Summer camp teaches kids that they can create a community of friends that are completely different and yet still compatible.
When you are with the same group of kids for weeks on end, things don’t always go smoothly. But a day can feel like a week and tensions that arise often dissipate just as quickly as they arose. Camp teaches that you don’t have to be best friends with everyone, but there are lots of campers to be friends with.
At camp, you learn to navigate experiences with others as a team and how to handle relationships. The element of teamwork—the sense of being part of a group—will help your child push boundaries and take risks that they might not take alone.
For example, is your child scared of heights? Maybe with the help of their camp best friends, they’ll find the confidence to take on the ropes course and conquer their fear. Did they insist they wouldn’t try the zip line? Don’t be surprised if they come home sharing that they rode it multiple times with the encouragement of their bunk mates.
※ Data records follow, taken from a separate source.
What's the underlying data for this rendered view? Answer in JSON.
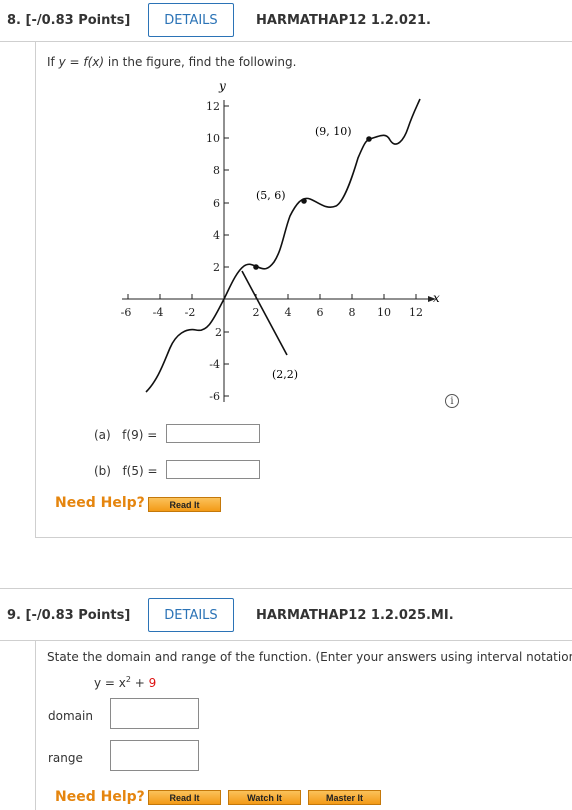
{
  "q8": {
    "points": "8. [-/0.83 Points]",
    "details_label": "DETAILS",
    "code": "HARMATHAP12 1.2.021.",
    "prompt_pre": "If ",
    "prompt_eq": "y = f(x)",
    "prompt_post": " in the figure, find the following.",
    "figure": {
      "y_axis_label": "y",
      "x_axis_label": "x",
      "y_ticks": [
        "12",
        "10",
        "8",
        "6",
        "4",
        "2",
        "2",
        "-4",
        "-6"
      ],
      "x_ticks": [
        "-6",
        "-4",
        "-2",
        "2",
        "4",
        "6",
        "8",
        "10",
        "12"
      ],
      "point_labels": [
        "(9, 10)",
        "(5, 6)",
        "(2,2)"
      ]
    },
    "parts": [
      {
        "label": "(a)",
        "expr": "f(9) ="
      },
      {
        "label": "(b)",
        "expr": "f(5) ="
      }
    ],
    "need_help": "Need Help?",
    "buttons": [
      "Read It"
    ]
  },
  "q9": {
    "points": "9. [-/0.83 Points]",
    "details_label": "DETAILS",
    "code": "HARMATHAP12 1.2.025.MI.",
    "prompt": "State the domain and range of the function. (Enter your answers using interval notation.",
    "function_lhs": "y = x",
    "function_exp": "2",
    "function_plus": " + ",
    "function_const": "9",
    "fields": [
      {
        "label": "domain"
      },
      {
        "label": "range"
      }
    ],
    "need_help": "Need Help?",
    "buttons": [
      "Read It",
      "Watch It",
      "Master It"
    ]
  },
  "colors": {
    "accent": "#2b73b6",
    "help": "#e5850e",
    "button": "#f39a17",
    "red": "#dd1111"
  }
}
Camp friendships are unlike any other—you try new things together, gain new skills, compete against each other, and cheer each other on. At camp, you create, learn, and grow together in an environment that’s completely unique.
Friendships that develop in such a unique environment are stronger and last longer than many friendships that form under the stressful environment of school. At camp, kids don’t have to worry about outside influences like the Internet or parental pressures, and can create new friendships organically.
Many kids look forward to returning to camp year after year just to get back in touch with their summer friends. Returning to camp each year is like coming home to a second family. Many campers stay in touch with their camp friends throughout the year, and visit each other at home during the school year. It is often said campers put up with 10 to fully enjoy 2; they put up with 10 months with friends at home to spend 2 blissful months with their camp besties.
If your child is worried about making friends at camp, let them know that one of the biggest reasons people go to camp is the friendships that blossom under these unique circumstances. Camp friendships are special, and the bonds that last a lifetime are one of the most extraordinary aspects of camp.